To advance our understanding of the dysfunctional brain mechanisms underlying OCD, and eventually find predictive biomarkers of treatment response, functional magnetic resonance imaging (fMRI) has been used to find the neural correlates of OCD, particularly during symptom provocation tasks (i.e. tasks that allow researchers to probe the brain areas involved in emotional processing by exposing OCD patients to OCD-related stimuli). This research has given us neural correlates of OCD, but fMRI is expensive to implement in clinics.
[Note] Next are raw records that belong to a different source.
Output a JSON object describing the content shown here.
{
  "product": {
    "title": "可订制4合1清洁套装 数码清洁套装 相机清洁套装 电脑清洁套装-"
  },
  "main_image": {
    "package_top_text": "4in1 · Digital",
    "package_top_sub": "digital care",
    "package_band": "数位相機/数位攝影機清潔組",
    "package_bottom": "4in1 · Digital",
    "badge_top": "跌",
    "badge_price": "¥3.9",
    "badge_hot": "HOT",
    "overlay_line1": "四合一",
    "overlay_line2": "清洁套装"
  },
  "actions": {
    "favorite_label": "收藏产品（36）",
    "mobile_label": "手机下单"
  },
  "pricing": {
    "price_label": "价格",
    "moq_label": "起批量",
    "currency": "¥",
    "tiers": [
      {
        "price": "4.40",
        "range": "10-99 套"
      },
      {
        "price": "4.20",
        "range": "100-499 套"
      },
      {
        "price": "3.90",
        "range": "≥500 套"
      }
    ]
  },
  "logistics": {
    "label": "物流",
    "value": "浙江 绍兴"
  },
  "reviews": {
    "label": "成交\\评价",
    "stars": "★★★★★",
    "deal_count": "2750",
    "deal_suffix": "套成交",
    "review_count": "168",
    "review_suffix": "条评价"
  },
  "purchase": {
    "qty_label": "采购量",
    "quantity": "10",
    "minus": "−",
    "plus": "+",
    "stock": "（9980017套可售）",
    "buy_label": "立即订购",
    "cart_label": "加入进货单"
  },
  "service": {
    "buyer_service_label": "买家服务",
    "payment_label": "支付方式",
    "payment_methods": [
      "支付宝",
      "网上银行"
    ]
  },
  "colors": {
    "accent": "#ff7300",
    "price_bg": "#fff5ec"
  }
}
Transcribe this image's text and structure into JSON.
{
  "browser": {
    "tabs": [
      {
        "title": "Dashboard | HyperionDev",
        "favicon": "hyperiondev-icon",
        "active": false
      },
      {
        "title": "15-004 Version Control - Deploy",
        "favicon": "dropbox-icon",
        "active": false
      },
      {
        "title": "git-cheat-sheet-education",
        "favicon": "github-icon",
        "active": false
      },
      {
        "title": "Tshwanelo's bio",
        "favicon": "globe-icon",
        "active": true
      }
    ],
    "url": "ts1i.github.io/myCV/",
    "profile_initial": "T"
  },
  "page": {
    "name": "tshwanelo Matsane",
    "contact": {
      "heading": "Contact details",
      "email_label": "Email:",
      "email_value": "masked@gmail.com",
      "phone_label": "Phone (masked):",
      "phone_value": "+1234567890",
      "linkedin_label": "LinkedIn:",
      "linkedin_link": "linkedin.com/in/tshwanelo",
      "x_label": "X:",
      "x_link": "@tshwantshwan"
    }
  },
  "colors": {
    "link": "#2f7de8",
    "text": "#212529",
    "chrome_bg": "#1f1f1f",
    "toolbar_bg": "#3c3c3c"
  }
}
The goal of this proposal is to use electroencephalography (EEG) to study OCD symptom provocation because it is less costly than fMRI and easily implemented in clinics. EEG also provides an innovative way to investigate OCD, as it provides a fine-grained temporal measure of brain activity, whereas fMRI provides a fine-grained spatial measure of brain activity. Thus, EEG could provide a new set of temporal psychophysiological correlates of OCD that would be easily and inexpensively collected in clinics, and that could predict CBT outcome. In the proposed study, clinically diagnosed pediatric OCD patients (12-18 years old), siblings unaffected by OCD (12-18 years), and matched healthy controls (HCs) will complete an OCD symptom provocation task that elicits emotional responses while EEG is recorded. Event-related potentials (ERPs) will then be derived from the EEG data and will be used to characterize the OCD group in comparison to the sibling and HC group, and to use as potential predictors of CBT response.
The proposed study is novel because few EEG studies of OCD symptom provocation exist, and no emotional-related ERP studies have been conducted in children, although pediatric studies are essential to our understanding of early brain differences.
Our findings will be presented to clinicians and researchers at annual conferences and published in leading peer-reviewed journals. Lay-friendly articles will also be written and submitted to the Canadian OCD Network’s and the International OCD Foundation’s newsletters.